Beim Thema Elektroauto geht es nach wie vor um das Henne-Ei-Prinzip: Ohne ausreichend viele Ladesäulen kaufen viele Menschen keines, und ohne eine genügend große Zahl von E-Autos lohnt es sich für die meisten Betreiber nicht, Ladesäulen aufzustellen. Aber ist die Anzahl der öffentlichen Ladepunkte wirklich so wichtig? (alles zum Thema E-Auto laden)"Wer die aktuellen Diskussionen um den Ausbau der E-Auto-Ladeinfrastruktur verfolgt, könnte den Eindruck gewinnen, dass der Erfolg der E-Mobilität allein an der Anzahl der öffentlichen Ladesäulen hängt. Aber das ist ein Trugschluss", sagt Berylls-Analyst Andreas Radics. Berylls hat für fünf wichtige europäische Märkte das Verhältnis zwischen der Anzahl zugelassener E-Autos und öffentlichen Ladesäulen analysiert. Mit 9,2 Electric Vehicles (EVs), die sich eine Ladesäule teilen müssen, liegt Deutschland in dieser Übersicht nur im Mittelfeld. In Frankreich, vor allem aber in den Niederlanden entfallen weniger E-Autos auf die vorhandenen Ladepunkte. In Großbritannien und Norwegen zeige sich jedoch, dass der Erfolg der EVs nicht proportional mit der Zahl der für die Allgemeinheit zugänglichen Ladesäulen steigt.

Norwegen: Elektro-Boom trotz Wartezeiten

Im kleinen Vorzeige-Elektroland Norwegen sind mittlerweile rund 440.000 E-Fahrzeuge zugelassen. Deutschland liegt mit etwas mehr als 400.000 knapp dahinter – Tendenz stark steigend. In Norwegen kommen aber nicht rund neun Autos auf jede Ladesäule, sondern 23. Das Netz öffentlicher Ladepunkte ist in dem skandinavischen Staat nicht nur dünner, sondern viel stärker ausgelastet. Und trotz vermehrter Wartezeiten an den Ladesäulen hält der Elektro-Boom an.

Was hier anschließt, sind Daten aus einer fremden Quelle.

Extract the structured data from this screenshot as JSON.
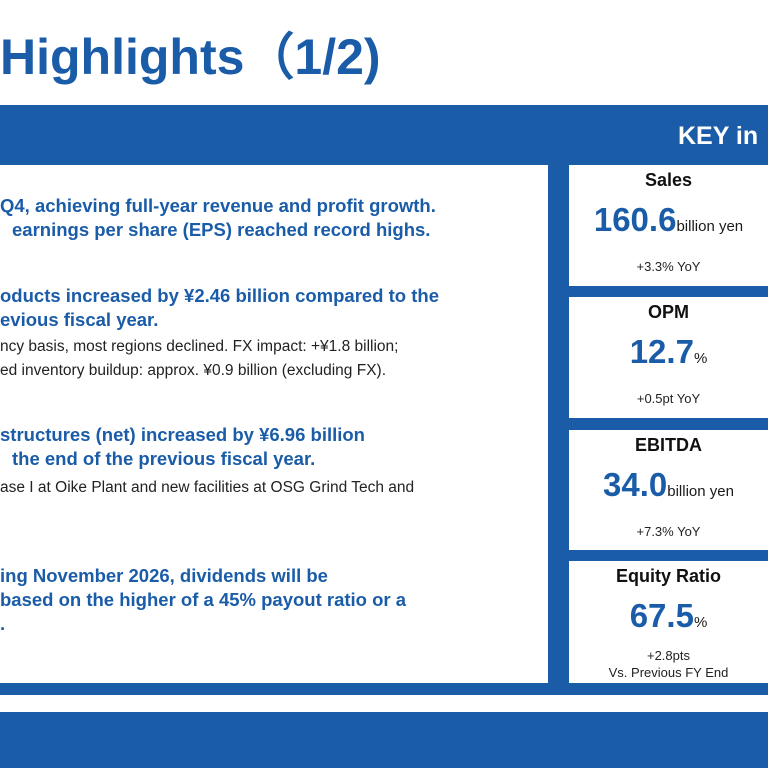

Privilegien für E-Autos sind mit entscheidend

Ladesäulen für Elektroautos
Gebührenfreies Parken und Fahren ist für die Entwicklung der E-Mobilität enorm wichtig.
Bild: DPA
Es ist nicht die Infrastruktur allein, die die Elektromobilität attraktiv macht. Vor allem in Norwegen, wo bereits viele Haushalte über eine private Lademöglichkeit verfügen, hat die öffentliche Hand früh erkannt, dass ohne massive Förderung und Bevorzugung der E-Autos eine Verkehrswende nicht umsetzbar ist. City- oder Brückenmaut, Gebühren für Fähren oder öffentliches Parken entfallen weitgehend. Bei der Anschaffung wird auf die Kauf- und Mehrwertsteuer verzichtet, in Oslo dürfen Taxi- und Busspuren mitgenutzt werden – noch. "Dazu kommt, dass Norwegen mittlerweile nahezu komplett auf grünen Strom setzt und die dort fahrenden E-Autos zumindest im Betrieb CO2-neutral sind", so Radics.

München, Hamburg und Berlin weit vorn

Derzeit gibt es in Deutschland rund 22.000 Ladesäulen mit gut 33.000 Ladepunkten. Mit großem Abstand führend sind die Großstädte München, Hamburg und Berlin. Gerade an den Hauptverkehrsstraßen und Autobahnen wird das Netz kontinuierlich ausgebaut, immer mehr Tankstellen, Park- und Rastplätze werden mit Ladesäulen ausgestattet. Radics' Fazit: "Ohne Zweifel ist es richtig, die Ladeinfrastruktur in Deutschland mit Hochdruck weiter auszubauen." Der Erfolg der E-Mobilität hänge aber nicht allein an einem engmaschigen Ladenetz im öffentlichen Raum. "Ohne kreative flankierende Maßnahmen wie die Ausrüstung von Tankstellen mit Ladepunkten für E-Fahrzeuge werden wir die von der Bundesregierung als Ziel vorgegebenen sieben bis zehn Millionen E-Autos in 2030 ganz sicher nicht erreichen."